A federal judge Tuesday threw out a Pennsylvania law designed to prevent offenders from causing mental anguish to crime victims, calling it an illegal restriction on the right to free expression.
U.S. District Judge Christopher Conner ruled against the law that was enacted quickly late last year after Mumia Abu-Jamal gave a recorded commencement address to a small Vermont college. Abu-Jamal is serving life for the 1981 killing of Officer Daniel Faulkner in Philadelphia.

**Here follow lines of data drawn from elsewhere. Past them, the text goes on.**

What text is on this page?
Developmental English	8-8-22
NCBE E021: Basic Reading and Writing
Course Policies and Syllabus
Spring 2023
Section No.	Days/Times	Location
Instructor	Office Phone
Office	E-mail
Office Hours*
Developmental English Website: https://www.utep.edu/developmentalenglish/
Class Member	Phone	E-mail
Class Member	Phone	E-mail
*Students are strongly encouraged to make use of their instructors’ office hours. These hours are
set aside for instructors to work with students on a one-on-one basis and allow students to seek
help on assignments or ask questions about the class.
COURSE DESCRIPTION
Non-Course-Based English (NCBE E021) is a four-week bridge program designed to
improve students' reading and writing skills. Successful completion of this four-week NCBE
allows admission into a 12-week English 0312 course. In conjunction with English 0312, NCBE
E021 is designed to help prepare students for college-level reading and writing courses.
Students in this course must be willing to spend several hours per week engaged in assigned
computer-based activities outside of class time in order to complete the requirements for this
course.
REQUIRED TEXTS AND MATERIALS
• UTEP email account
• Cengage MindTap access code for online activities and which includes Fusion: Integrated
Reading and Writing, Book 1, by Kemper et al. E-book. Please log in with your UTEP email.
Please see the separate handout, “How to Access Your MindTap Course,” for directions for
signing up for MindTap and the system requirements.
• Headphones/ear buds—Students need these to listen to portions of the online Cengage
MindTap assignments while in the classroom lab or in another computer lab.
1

"A past criminal offense does not extinguish the offender's constitutional right to free expression," Conner wrote. "The First Amendment does not evanesce at the prison gate, and its enduring guarantee of freedom of speech subsumes the right to expressive conduct that some may find offensive."
He said law was unlawfully purposed, vaguely executed and patently overbroad, and said legislators "fell woefully short of the mark."
The law passed the House unanimously and the Senate by a wide margin, and was signed into law by then-Gov. Tom Corbett in October.
Steve Miskin, a spokesman for the House Republican caucus, said the law was designed to help victims.
"Basically all this law said was, if somebody feels they're being infringed upon by these actions, they have the right to take it to court," Miskin said.
A lead attorney for the plaintiffs, which included Abu-Jamal, four other prisoners, Prison Legal News and other parties, called the decision a major vindication of the right to engage in public debate on important social questions.
"Much of the speech that is protected as a result of the ruling, and it was at issue in this case, is extremely important speech on matters of public concern," said the lawyer, David M. Shapiro.
A spokesman for the attorney general's office said a decision about any appeal would be made after the ruling was reviewed.
The law let victims seek civil injunctions against offenders who act in ways that perpetuate mental anguish. It was rushed through after Abu-Jamal gave the address on Oct. 5 to Goddard College, which he briefly attended in 1970.